Referring to his recent US visit, he said that in both public and private interactions, there had been no hint that could be presumed as a readiness to compromise on Pakistan’s national interests.

“We have not succumbed to the threat made by Trump from Fort Myer. We stood tall and will keep the posture before any power of the world,” he declared.

Referring to Senate Chairman Raza Rabbani’s remarks about Mr Tillerson behaving like a viceroy, he said “We do not accept him as a viceroy”.

He said the security arrangements for Mr Tillerson’s visit to Pakistan were as they would be in any civilised country. The situation was entirely different from his visit to Afghanistan, where President Ashraf Ghani had to come to Bagram airbase to meet the US secretary of state.

He pointed out that the top US diplomat did not feel safe leaving the airbase he had landed at in a country where the forces of 16 nations had been deployed for some 18 years.

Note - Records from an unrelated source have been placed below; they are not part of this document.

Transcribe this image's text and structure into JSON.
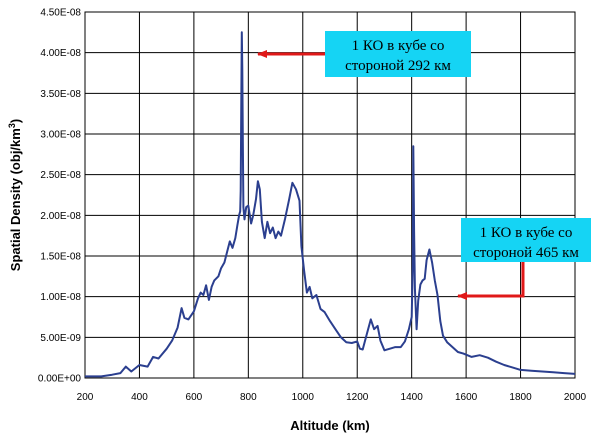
{
  "chart_data": {
    "type": "line",
    "xlabel": "Altitude (km)",
    "ylabel": "Spatial Density (obj/km",
    "ylabel_sup": "3",
    "ylabel_close": ")",
    "xlim": [
      200,
      2000
    ],
    "ylim": [
      0,
      4.5e-08
    ],
    "x_ticks": [
      200,
      400,
      600,
      800,
      1000,
      1200,
      1400,
      1600,
      1800,
      2000
    ],
    "x_tick_labels": [
      "200",
      "400",
      "600",
      "800",
      "1000",
      "1200",
      "1400",
      "1600",
      "1800",
      "2000"
    ],
    "y_ticks": [
      0,
      5e-09,
      1e-08,
      1.5e-08,
      2e-08,
      2.5e-08,
      3e-08,
      3.5e-08,
      4e-08,
      4.5e-08
    ],
    "y_tick_labels": [
      "0.00E+00",
      "5.00E-09",
      "1.00E-08",
      "1.50E-08",
      "2.00E-08",
      "2.50E-08",
      "3.00E-08",
      "3.50E-08",
      "4.00E-08",
      "4.50E-08"
    ],
    "grid": true,
    "line_color": "#2b3f8f",
    "series": [
      {
        "values": [
          [
            200,
            2e-10
          ],
          [
            260,
            2e-10
          ],
          [
            300,
            4e-10
          ],
          [
            330,
            6e-10
          ],
          [
            350,
            1.4e-09
          ],
          [
            370,
            8e-10
          ],
          [
            400,
            1.6e-09
          ],
          [
            430,
            1.4e-09
          ],
          [
            450,
            2.6e-09
          ],
          [
            470,
            2.4e-09
          ],
          [
            500,
            3.6e-09
          ],
          [
            520,
            4.6e-09
          ],
          [
            540,
            6.2e-09
          ],
          [
            555,
            8.6e-09
          ],
          [
            565,
            7.4e-09
          ],
          [
            580,
            7.2e-09
          ],
          [
            600,
            8.2e-09
          ],
          [
            615,
            9.8e-09
          ],
          [
            625,
            1.05e-08
          ],
          [
            635,
            1.02e-08
          ],
          [
            645,
            1.14e-08
          ],
          [
            655,
            9.6e-09
          ],
          [
            665,
            1.12e-08
          ],
          [
            675,
            1.2e-08
          ],
          [
            690,
            1.25e-08
          ],
          [
            700,
            1.35e-08
          ],
          [
            712,
            1.42e-08
          ],
          [
            722,
            1.55e-08
          ],
          [
            732,
            1.68e-08
          ],
          [
            742,
            1.6e-08
          ],
          [
            752,
            1.72e-08
          ],
          [
            760,
            1.88e-08
          ],
          [
            766,
            2e-08
          ],
          [
            770,
            2.05e-08
          ],
          [
            772,
            2.3e-08
          ],
          [
            774,
            3.4e-08
          ],
          [
            776,
            4.25e-08
          ],
          [
            778,
            3.8e-08
          ],
          [
            780,
            2.8e-08
          ],
          [
            782,
            2.1e-08
          ],
          [
            786,
            1.95e-08
          ],
          [
            792,
            2.1e-08
          ],
          [
            800,
            2.12e-08
          ],
          [
            810,
            1.9e-08
          ],
          [
            818,
            2e-08
          ],
          [
            828,
            2.2e-08
          ],
          [
            835,
            2.42e-08
          ],
          [
            842,
            2.32e-08
          ],
          [
            850,
            1.92e-08
          ],
          [
            860,
            1.72e-08
          ],
          [
            870,
            1.92e-08
          ],
          [
            880,
            1.78e-08
          ],
          [
            890,
            1.85e-08
          ],
          [
            900,
            1.72e-08
          ],
          [
            910,
            1.8e-08
          ],
          [
            920,
            1.75e-08
          ],
          [
            935,
            1.96e-08
          ],
          [
            950,
            2.2e-08
          ],
          [
            962,
            2.4e-08
          ],
          [
            975,
            2.32e-08
          ],
          [
            988,
            2.18e-08
          ],
          [
            995,
            1.62e-08
          ],
          [
            1005,
            1.32e-08
          ],
          [
            1015,
            1.05e-08
          ],
          [
            1025,
            1.12e-08
          ],
          [
            1035,
            9.8e-09
          ],
          [
            1050,
            1.02e-08
          ],
          [
            1065,
            8.5e-09
          ],
          [
            1080,
            8.1e-09
          ],
          [
            1100,
            7e-09
          ],
          [
            1120,
            6e-09
          ],
          [
            1140,
            5e-09
          ],
          [
            1160,
            4.4e-09
          ],
          [
            1180,
            4.3e-09
          ],
          [
            1200,
            4.5e-09
          ],
          [
            1210,
            3.6e-09
          ],
          [
            1220,
            3.5e-09
          ],
          [
            1235,
            5.4e-09
          ],
          [
            1250,
            7.2e-09
          ],
          [
            1262,
            6e-09
          ],
          [
            1275,
            6.4e-09
          ],
          [
            1285,
            4.6e-09
          ],
          [
            1300,
            3.4e-09
          ],
          [
            1320,
            3.6e-09
          ],
          [
            1340,
            3.8e-09
          ],
          [
            1360,
            3.8e-09
          ],
          [
            1375,
            4.5e-09
          ],
          [
            1390,
            6e-09
          ],
          [
            1400,
            7.5e-09
          ],
          [
            1404,
            1.4e-08
          ],
          [
            1406,
            2.85e-08
          ],
          [
            1409,
            1.8e-08
          ],
          [
            1412,
            1.1e-08
          ],
          [
            1418,
            6e-09
          ],
          [
            1424,
            9.5e-09
          ],
          [
            1432,
            1.15e-08
          ],
          [
            1440,
            1.2e-08
          ],
          [
            1448,
            1.22e-08
          ],
          [
            1455,
            1.45e-08
          ],
          [
            1465,
            1.58e-08
          ],
          [
            1475,
            1.42e-08
          ],
          [
            1485,
            1.2e-08
          ],
          [
            1495,
            1.02e-08
          ],
          [
            1505,
            7e-09
          ],
          [
            1515,
            5.2e-09
          ],
          [
            1530,
            4.4e-09
          ],
          [
            1550,
            3.8e-09
          ],
          [
            1570,
            3.2e-09
          ],
          [
            1590,
            3e-09
          ],
          [
            1620,
            2.6e-09
          ],
          [
            1650,
            2.8e-09
          ],
          [
            1680,
            2.5e-09
          ],
          [
            1710,
            2e-09
          ],
          [
            1740,
            1.6e-09
          ],
          [
            1770,
            1.3e-09
          ],
          [
            1800,
            1e-09
          ],
          [
            1840,
            9e-10
          ],
          [
            1880,
            8e-10
          ],
          [
            1920,
            7e-10
          ],
          [
            1960,
            6e-10
          ],
          [
            2000,
            5e-10
          ]
        ]
      }
    ],
    "annotations": [
      {
        "lines": [
          "1 КО в кубе со",
          "стороной 292 км"
        ],
        "box_color": "#15d4f4",
        "arrow_color": "#e01818",
        "target": [
          780,
          4e-08
        ],
        "position": "top-right"
      },
      {
        "lines": [
          "1 КО в кубе со",
          "стороной 465 км"
        ],
        "box_color": "#15d4f4",
        "arrow_color": "#e01818",
        "target": [
          1500,
          1e-08
        ],
        "position": "right"
      }
    ]
  }
}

That there had been a visible change in the frequency of drone attacks inside Pakistan, seen by Islamabad as a violation of its sovereignty, was a clear manifestation of the fact that Pakistan had cleared its areas of people who used to be targets for US drones.

He regretted that the US wanted to blame its failures in Afghanistan on Pakistan. “We are ready to help them, but will not become their proxy,” he remarked, stressing that a strong, stable and peaceful Afghanistan was in Pakistan’s interests.

Mr Asif claimed that decisions taken in the past were subservient to the will of the US because those rulers would look to Washington for their survival and the perpetuation of their rule. The current government, he said, derived its strength from parliament and the people who had voted it into power.

He pointed out that this was the first time that all the institutions of Pakistan spoke to the top US official under one roof, adding that none of them was apologetic. He said the US was told that Pakistan would act on any actionable intelligence provided.

He said the US was told that a military solution had failed in Afghanistan and now it was time to try a political solution.

The foreign minister said no accusations were traded in the meeting, rather the US had made a request for cooperation and said that Pakistan had highlighted how the role of countries such as Iran, China and Russia was “absolutely indispensable” for peace in the region.